Видя, что мачеха перестала жать, Ганна положила горсть бледных, чахлых стеблей на развернутое перевясло и тоже выпрямилась. Минуту стояла так, прямая, неподвижная, в выцветшем платье, с подоткнутым фартуком, с платочком, козырьком надвинутым на брови, – ждала, когда .перестанет ныть, отойдет одеревеневшая спина. Стояла, ничего не видела, ни о чем не думала, жила тихой радостью: можно немного передохнуть. Потом, когда села на сноп, почувствовала, как щемит уколотая на стерне нога возле щиколотки, выпрямила ее, смуглую, до черноты загорелую, расписанную до колен беловатыми царапинами с запекшимися пятнами крови, послюнявила палец и приложила к ранке. Посмотрела на руки – они тоже были черные, с такими же царапинами и следами укусов слепней.

В голове еще стоял шорох ржаных стеблей, мерное жиканье серпа. Устало щурясь от слепящего солнца, она перевела взгляд на поле: будто впервые заметила, как пусто стало вокруг в последние дни. Торчат редкие суслоны, кое-где виднеются подводы. На одни укладываются снопы, другие, переваливаясь с боку на бок, как желтые жуки, тянутся к Куреням.

Немало полос уже сжато, но местами рожь еще млеет под солнцем маленькими и большими островками. На каждой полосе, где стоят суслоны или еще осталась рожь, суетятся люди: парни, девушки, женщины, мужики, дети; сереют, белеют рубашки, платки – все Курени, кажется, перебрались в поле. У кого дети малые, те приехали с люльками.

Вон Хадора подошла к люльке, что висит на составленных колышках, взяла младенца, расстегнула кофту и, не садясь, прислонила ребенка к груди...

Корчи налаживают воз. Евхим цепляет веревку за рубель.

Хадоська жнет рядом с отцом и матерью. Скоро уже кончат – стараются, с самого утра идут не разгибаясь, торопятся. Им нынче повезло: рожь у них не такая плохая, как у других, будет что молотить.

А у Дятликов, у ее Василя, рожь тоже никудышная, суслонов столько и такие, что и смотреть горько.

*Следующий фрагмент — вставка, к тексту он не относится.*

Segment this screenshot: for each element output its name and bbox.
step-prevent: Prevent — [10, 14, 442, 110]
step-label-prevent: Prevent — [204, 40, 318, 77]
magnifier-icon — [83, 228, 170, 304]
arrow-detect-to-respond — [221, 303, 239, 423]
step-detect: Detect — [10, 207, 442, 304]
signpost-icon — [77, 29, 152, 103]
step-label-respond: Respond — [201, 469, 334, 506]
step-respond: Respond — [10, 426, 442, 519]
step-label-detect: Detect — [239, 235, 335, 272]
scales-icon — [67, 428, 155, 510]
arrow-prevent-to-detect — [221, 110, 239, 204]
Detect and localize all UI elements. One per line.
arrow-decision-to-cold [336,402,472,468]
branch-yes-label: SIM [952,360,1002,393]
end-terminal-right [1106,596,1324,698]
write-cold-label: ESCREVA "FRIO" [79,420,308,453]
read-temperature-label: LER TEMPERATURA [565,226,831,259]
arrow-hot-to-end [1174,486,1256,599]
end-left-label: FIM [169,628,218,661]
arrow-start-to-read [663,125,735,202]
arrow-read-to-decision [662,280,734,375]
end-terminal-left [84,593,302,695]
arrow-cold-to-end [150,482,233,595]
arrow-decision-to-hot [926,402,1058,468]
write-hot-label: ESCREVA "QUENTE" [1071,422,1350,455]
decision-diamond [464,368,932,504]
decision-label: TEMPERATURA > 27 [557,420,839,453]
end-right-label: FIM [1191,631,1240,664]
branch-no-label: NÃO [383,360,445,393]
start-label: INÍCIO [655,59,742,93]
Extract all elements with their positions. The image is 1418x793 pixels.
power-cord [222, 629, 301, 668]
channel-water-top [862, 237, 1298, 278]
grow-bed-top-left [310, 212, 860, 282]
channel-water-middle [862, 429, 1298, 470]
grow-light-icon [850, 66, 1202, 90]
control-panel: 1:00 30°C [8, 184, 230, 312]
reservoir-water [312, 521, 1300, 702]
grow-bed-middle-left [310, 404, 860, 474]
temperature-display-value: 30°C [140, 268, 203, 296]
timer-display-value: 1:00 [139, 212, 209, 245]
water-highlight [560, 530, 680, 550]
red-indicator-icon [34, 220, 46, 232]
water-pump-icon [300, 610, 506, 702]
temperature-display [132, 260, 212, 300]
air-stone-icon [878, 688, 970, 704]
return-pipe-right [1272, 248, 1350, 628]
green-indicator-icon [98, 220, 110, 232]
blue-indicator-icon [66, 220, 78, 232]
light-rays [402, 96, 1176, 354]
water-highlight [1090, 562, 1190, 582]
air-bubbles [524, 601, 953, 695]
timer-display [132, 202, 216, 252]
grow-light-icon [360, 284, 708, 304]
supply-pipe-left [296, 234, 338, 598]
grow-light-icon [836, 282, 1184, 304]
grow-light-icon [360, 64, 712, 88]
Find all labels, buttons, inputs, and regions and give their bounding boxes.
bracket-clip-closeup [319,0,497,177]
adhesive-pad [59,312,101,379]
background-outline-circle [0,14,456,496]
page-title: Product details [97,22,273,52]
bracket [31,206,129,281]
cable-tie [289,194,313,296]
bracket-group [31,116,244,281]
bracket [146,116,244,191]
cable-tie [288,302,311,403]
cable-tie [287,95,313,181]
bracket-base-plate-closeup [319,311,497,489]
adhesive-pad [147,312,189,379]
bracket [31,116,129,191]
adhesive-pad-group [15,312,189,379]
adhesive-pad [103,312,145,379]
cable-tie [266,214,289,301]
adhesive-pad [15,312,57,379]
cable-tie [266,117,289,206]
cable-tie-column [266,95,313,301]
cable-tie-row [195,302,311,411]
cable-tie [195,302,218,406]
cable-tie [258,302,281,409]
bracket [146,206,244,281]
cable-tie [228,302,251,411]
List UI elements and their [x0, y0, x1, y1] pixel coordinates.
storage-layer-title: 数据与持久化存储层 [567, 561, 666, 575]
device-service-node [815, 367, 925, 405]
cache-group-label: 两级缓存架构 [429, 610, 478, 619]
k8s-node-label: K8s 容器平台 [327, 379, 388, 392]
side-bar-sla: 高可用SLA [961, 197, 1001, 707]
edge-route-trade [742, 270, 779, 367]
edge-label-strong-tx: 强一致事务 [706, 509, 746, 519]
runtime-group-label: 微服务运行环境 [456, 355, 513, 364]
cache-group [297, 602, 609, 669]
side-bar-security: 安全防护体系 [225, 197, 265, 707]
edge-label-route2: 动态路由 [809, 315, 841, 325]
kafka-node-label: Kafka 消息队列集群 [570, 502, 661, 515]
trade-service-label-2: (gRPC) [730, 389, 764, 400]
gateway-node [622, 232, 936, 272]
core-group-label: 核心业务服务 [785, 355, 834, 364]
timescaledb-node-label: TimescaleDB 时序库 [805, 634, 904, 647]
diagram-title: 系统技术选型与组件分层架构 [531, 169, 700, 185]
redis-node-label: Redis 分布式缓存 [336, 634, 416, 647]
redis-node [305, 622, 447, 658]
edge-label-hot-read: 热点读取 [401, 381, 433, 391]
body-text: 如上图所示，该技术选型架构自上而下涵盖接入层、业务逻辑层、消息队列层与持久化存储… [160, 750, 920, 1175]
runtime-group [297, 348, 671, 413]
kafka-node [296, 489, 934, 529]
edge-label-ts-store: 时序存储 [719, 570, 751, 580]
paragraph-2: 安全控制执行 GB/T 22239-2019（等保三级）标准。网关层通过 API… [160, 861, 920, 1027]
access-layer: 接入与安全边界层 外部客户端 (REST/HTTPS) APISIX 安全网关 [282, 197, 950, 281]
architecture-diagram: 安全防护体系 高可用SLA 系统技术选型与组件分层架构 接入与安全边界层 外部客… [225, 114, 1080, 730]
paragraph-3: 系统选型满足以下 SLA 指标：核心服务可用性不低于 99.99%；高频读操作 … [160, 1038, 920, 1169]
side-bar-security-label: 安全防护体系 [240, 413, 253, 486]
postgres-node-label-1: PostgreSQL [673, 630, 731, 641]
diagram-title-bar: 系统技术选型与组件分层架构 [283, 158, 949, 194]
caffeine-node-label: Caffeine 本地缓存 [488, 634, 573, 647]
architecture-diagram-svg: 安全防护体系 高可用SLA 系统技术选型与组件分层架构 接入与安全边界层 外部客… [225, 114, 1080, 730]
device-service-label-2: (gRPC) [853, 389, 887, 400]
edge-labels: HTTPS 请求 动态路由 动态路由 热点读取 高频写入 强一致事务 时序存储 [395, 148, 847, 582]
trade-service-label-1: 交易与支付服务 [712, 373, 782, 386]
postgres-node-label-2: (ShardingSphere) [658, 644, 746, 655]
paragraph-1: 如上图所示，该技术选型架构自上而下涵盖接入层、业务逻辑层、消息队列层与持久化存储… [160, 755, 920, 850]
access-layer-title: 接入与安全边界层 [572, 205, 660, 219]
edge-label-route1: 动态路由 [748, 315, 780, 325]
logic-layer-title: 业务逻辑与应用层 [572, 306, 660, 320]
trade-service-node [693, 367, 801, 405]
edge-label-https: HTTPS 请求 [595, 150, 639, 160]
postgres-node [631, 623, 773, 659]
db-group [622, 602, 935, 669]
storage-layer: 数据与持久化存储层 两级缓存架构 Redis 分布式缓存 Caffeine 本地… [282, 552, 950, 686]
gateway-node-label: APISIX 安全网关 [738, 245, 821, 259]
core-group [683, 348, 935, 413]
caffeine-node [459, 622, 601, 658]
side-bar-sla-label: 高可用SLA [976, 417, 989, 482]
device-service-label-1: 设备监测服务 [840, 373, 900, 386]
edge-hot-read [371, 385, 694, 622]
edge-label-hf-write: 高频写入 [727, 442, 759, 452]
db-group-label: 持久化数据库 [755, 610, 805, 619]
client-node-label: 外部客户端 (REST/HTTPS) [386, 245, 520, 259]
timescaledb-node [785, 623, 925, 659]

Как и у них, Чернушков...

Василь уже приближается к краю полоски. Жнут вдвоем, мать с сыном. Жнет и не оглянется, согнулся, уставился в землю, видит только стебли ржи да перевясла – хоть бы раз кинул глазом на неет Ганну. Так нет же...

"Неужто так и не обернется, не глянет?" – уже ревниво думает Ганна, не сердито, а скорее ласково, с любопытством, и не сводит глаз с Василя. Ну, если не оглянется, не посмотрит в ее сторону, пусть добра не ждет... Ганна уже думает над тем, как отомстить ему за такое невнимание, но в этот момент Василь, связав сноп, как бы почувствовал ее угрозу – взглянул на нее.

Ага, испугался! Не хочет, значит, чтобы сердилась!.. Ганна с любопытством наблюдает – Василь не только оглянулся, а стоит, о чем-то думает, как на распутье. Положил серп, шаркая ногами по стерне, с улыбкой, и радостной и, как всегда перед ее отцом, виновато-смущенной, идет к ним.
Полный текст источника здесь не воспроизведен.